Avez-vous lu cette nouvelle? Une femme s’est fait exclure du bar Le Stud, haut-lieu du night-life gai à Montréal, pour la simple et bonne raison qu’elle est… une femme. C’est injuste, illégal, stupide; tout le monde est d’accord.

Mais ça pose à mon avis un débat des plus importants: que faire avec les gens « indésirables »? Que faire avec ceux qu’on n’aime pas, pour quelque raison que ce soit? Les gais ont peut-être des raisons de vouloir être entre eux, mais que pourraient-ils faire pour le faire sans que ce soit illégal ou immoral?

De même, que faisons-nous avec les criminels qui ont purgé leur sentence? Légalement ils sont libres, mais nous n’en voulons pas… Peut-on leur refuser un logement ou de les servir en public pour autant?

Et les sans-abris, et les pauvres. Doit-on les tolérer dans les bibliothèques publiques, par exemple, même s’ils dérangent les autres?

Évidemment, on doit toujours faire primer la loi et la moralité au-dessus des intérêts particuliers. Les patrons du bar Le Stud ont eu tort de se ghettoïser comme ils l’ont fait et ils devront faire face à la justice.

Mais le blogueur que je suis se demande parfois… Que faire avec les mal-élevés, ceux qui vous crache à la figure à chaque phrase, à chaque petite virgule, qui rendent la discussion lourde, qui font dévier les sujets, qui sont agressifs, agressants, et qui dérangent les autres?

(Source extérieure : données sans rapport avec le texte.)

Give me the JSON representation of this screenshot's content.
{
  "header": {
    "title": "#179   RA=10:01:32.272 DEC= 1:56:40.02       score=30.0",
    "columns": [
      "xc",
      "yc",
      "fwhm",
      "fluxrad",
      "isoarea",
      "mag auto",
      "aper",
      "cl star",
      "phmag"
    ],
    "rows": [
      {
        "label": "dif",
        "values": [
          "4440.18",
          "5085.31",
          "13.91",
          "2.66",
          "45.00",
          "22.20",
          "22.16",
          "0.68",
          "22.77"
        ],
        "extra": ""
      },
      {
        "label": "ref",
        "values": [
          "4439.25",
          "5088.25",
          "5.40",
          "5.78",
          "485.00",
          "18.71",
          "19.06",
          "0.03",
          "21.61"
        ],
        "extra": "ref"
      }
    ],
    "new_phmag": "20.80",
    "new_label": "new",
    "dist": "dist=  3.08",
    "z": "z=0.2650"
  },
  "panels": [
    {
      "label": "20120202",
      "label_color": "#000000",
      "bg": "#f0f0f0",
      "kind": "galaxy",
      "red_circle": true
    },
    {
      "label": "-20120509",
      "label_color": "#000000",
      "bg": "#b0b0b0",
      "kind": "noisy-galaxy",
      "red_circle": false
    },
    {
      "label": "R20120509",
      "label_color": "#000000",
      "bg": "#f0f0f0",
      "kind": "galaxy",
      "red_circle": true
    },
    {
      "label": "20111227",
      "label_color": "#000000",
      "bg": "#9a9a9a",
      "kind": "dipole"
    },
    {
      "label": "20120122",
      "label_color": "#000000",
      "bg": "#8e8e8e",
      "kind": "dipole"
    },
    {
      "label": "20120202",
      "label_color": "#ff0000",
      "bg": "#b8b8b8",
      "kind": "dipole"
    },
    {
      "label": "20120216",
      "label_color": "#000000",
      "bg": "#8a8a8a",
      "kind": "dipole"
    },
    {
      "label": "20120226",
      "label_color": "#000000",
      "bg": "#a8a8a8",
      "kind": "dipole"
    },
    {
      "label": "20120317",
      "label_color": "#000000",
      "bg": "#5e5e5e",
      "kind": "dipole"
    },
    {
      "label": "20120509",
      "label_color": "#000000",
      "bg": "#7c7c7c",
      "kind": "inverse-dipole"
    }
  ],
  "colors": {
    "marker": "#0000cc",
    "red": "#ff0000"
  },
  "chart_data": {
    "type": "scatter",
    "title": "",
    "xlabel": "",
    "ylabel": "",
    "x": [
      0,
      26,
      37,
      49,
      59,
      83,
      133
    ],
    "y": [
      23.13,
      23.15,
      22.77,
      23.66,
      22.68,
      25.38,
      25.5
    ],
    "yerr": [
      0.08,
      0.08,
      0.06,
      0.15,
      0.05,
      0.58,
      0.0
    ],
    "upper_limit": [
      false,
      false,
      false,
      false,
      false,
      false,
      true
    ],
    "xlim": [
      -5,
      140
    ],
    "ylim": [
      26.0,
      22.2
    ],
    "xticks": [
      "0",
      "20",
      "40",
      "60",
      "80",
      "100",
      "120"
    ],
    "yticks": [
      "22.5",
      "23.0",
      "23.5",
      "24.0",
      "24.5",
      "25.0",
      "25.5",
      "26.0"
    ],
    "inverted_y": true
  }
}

Ceux qui font de l’attaque ad hominem leur raison d’être, qui tronquent la réalité, qui stigmatisent et insultent. Vous savez de qui je parle, et vous êtes plusieurs à m’en avoir glissé un mot.

Que faire avec ces indésirables? Ceux qui enlèvent parfois le goût d’écrire à cause de leur haine, de leur mépris, de leurs calomnies et de leurs mensonges…

Ici ce n’est pas le Stud; je suis ouvert aux suggestions!